Richard_Ngo comments on Three reasons to cooperate

Richard_Ngo 23 May 2023 20:53 UTC
9 points
5
I don’t think I understand the principled difference between correlation and reciprocity; the latter seems like a subset of the former. Let me try say some things and see where you disagree. This is super messy and probably doesn’t make sense, sorry.
1. There are many factors which could increase the correlation between two agents’ decisions. For agents that are running reciprocity-like policies, the predictions they make about other agents are a particularly big factor.
2. In picking out reciprocity as a separate phenomenon, you seem to be saying “we can factorize the correlation into two parts: the correlation that would arise if we weren’t predicting each other’s decisions, and then the additional correlation that arises from us predicting each other’s decisions”.*
3. But I don’t think that “predicting each other’s decisions” constitute a clear-cut category. For example, maybe I partly have kindness genes because my ancestors kept running into people that are kind for roughly the same reasons as you might be kind (e.g. facts about how evolution works and how neural networks work). So in some sense, being kind counts as a prediction about your decision. Or more directly: I have a bunch of cached heuristics about how to interact with other agents, that I’ll draw on when trying to make my decision, which implicitly involves predicting that you’ll be like other agents.
4. Maybe instead the factorization you’re using is “fix a time T, everything that I knew before T is background correlation, and all the thinking I do after time T can count as part of reciprocity”. This seems like a reasonable factorization but again it doesn’t seem like it’s very clear-cut, and I’m not actually sure that’s what you’re doing.

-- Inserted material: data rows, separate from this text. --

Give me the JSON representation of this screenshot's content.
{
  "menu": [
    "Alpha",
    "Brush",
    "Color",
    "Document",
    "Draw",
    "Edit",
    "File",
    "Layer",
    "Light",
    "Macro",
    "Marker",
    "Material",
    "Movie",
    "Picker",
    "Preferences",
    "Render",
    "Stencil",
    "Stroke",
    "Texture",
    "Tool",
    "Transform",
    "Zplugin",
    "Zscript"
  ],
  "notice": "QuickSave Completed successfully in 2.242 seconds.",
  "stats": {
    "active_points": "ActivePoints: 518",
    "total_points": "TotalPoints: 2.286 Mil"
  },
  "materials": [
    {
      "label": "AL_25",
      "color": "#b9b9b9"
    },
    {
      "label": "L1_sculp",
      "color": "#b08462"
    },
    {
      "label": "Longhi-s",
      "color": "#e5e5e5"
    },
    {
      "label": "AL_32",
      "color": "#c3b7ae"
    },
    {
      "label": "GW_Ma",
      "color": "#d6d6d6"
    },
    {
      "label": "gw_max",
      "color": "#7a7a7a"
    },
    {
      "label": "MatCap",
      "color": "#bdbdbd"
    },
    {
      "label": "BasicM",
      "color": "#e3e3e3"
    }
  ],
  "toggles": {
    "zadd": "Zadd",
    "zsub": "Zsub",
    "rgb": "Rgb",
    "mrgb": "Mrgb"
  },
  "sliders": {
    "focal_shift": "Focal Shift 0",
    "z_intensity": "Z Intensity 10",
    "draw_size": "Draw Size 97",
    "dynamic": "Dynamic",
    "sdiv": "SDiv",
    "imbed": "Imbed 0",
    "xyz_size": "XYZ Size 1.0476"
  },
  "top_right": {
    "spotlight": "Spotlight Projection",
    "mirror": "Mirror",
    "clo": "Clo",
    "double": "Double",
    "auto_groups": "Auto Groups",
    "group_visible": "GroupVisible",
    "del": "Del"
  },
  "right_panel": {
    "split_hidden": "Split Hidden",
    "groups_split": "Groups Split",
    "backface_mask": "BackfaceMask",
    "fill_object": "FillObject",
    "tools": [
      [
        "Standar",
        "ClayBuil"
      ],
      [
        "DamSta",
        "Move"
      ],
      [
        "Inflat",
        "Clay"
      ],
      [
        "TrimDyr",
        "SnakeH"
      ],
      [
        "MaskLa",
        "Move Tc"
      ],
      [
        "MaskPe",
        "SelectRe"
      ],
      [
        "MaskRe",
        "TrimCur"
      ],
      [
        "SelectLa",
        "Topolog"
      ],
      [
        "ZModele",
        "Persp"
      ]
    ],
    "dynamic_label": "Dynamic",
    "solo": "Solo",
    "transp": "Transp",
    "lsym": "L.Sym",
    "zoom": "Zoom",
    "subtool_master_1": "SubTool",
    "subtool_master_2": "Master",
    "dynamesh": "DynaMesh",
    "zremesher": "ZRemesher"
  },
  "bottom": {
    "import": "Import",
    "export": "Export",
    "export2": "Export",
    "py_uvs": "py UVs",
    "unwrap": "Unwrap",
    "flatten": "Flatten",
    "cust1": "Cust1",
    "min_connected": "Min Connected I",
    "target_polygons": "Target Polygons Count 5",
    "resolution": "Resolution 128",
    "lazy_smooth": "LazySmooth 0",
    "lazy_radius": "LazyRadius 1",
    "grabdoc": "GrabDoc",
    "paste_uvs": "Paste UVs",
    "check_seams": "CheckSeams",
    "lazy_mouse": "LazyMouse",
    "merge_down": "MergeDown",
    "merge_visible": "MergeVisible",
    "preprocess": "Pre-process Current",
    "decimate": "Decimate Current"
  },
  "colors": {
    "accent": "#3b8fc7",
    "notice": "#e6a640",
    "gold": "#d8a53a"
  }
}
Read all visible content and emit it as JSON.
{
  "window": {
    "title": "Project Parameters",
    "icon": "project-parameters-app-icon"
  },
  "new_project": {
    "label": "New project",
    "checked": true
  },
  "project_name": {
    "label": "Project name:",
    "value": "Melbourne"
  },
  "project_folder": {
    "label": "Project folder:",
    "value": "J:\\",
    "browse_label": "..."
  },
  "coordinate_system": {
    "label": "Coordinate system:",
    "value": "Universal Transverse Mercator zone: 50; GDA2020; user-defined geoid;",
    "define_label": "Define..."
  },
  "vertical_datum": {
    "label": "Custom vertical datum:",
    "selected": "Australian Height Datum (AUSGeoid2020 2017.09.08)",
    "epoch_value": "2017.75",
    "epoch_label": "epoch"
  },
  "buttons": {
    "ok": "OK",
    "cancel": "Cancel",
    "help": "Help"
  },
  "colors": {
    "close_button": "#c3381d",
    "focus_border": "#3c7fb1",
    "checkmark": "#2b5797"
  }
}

Maybe this is still the most useful factorization regardless. But here’s a tentative guess at what a more principled way of thinking about this might look like:
1. Identify the different components of my decision-making algorithm, like:
  1. Evolutionarily-ingrained drives and instinctive decision theories
  2. Heuristics shaped by my experiences
  3. More cerebral conclusions based on doing high-level reasoning (e.g. “reciprocity good”)
  4. Predictions about what you’ll do given your predictions of me
  5. Predictions about what you’ll do given your predictions of what I’ll do given my predictions of what you’ll do
  6. Etc...
  7. My current best-guess decision
2. Search for modifications to each of these components which have the property such that, in the nearest worlds where this modification were true, the overall outcome would be better by my current standards (both via influencing my traits and decisions and via influencing your traits and decisions). E.g. if I had evolved to be kinder, then maybe you would have evolved to be kinder too; if I had decided on a different decision theory maybe you would have too; etc.
3. Use my modified decision-making algorithm to make a decision.
Ofc our lack of a good way of reasoning about “nearest worlds” means that only pretty small changes will in practice be justifiable.

* In fact you could think of this as infinite regress: there’s some level-0 correlation before we predict each other, then there’s some level-1 correlation given our predictions of each other’s predictions of the level-0 correlation, and so on. But that doesn’t seem important here.
- paulfchristiano 24 May 2023 1:00 UTC
  7 points
  5
  Parent
  I think it was confusing for me to use “correlation” to refer to a particular source of correlation. I probably should have called it something like “similarity.” But I think the distinction is very real and very important, and crisp enough to be a natural category.
  More precisely, I think that:
  Alice and Bob are correlated because Alice is similar to Bob (produced by similar process, running similar algorithm, downstream of the same basic truths about the universe...)
  is qualitatively and crucially different from:
  Alice and Bob are correlated because Alice is more likely to cooperate if Bob cooperates (so Alice is correlated with her model of Bob, which she constructed to be similar to Bob)
  I don’t think either one is a subset of the other. I don’t think these are an exhaustive taxonomy of reasons that two people can be correlated, but I think they are the two most important ones.
  For example, maybe I partly have kindness genes because my ancestors kept running into people that are kind for roughly the same reasons as you might be kind (e.g. facts about how evolution works and how neural networks work). So in some sense, being kind counts as a prediction about your decision. Or more directly: I have a bunch of cached heuristics about how to interact with other agents, that I’ll draw on when trying to make my decision, which implicitly involves predicting that you’ll be like other agents.
  On its own I don’t see why this would lead me to be kind (if I generally deal with kind people, why does that mean I should be kind?) I think you have to fill in the remaining details somehow, e.g.: maybe I dealt with people who are kind if and only if X is true, and so I have learned to be kind when X is true.
  In my taxonomy this is a central example of reciprocity—the correlation flows through a pressure for me to make predictions about when you will be kind, and then be kind when I think that you will be kind, rather than from us using similar procedures to make decisions. I don’t think I would call any version of this story “correlation” (the concept I should have called “similarity”).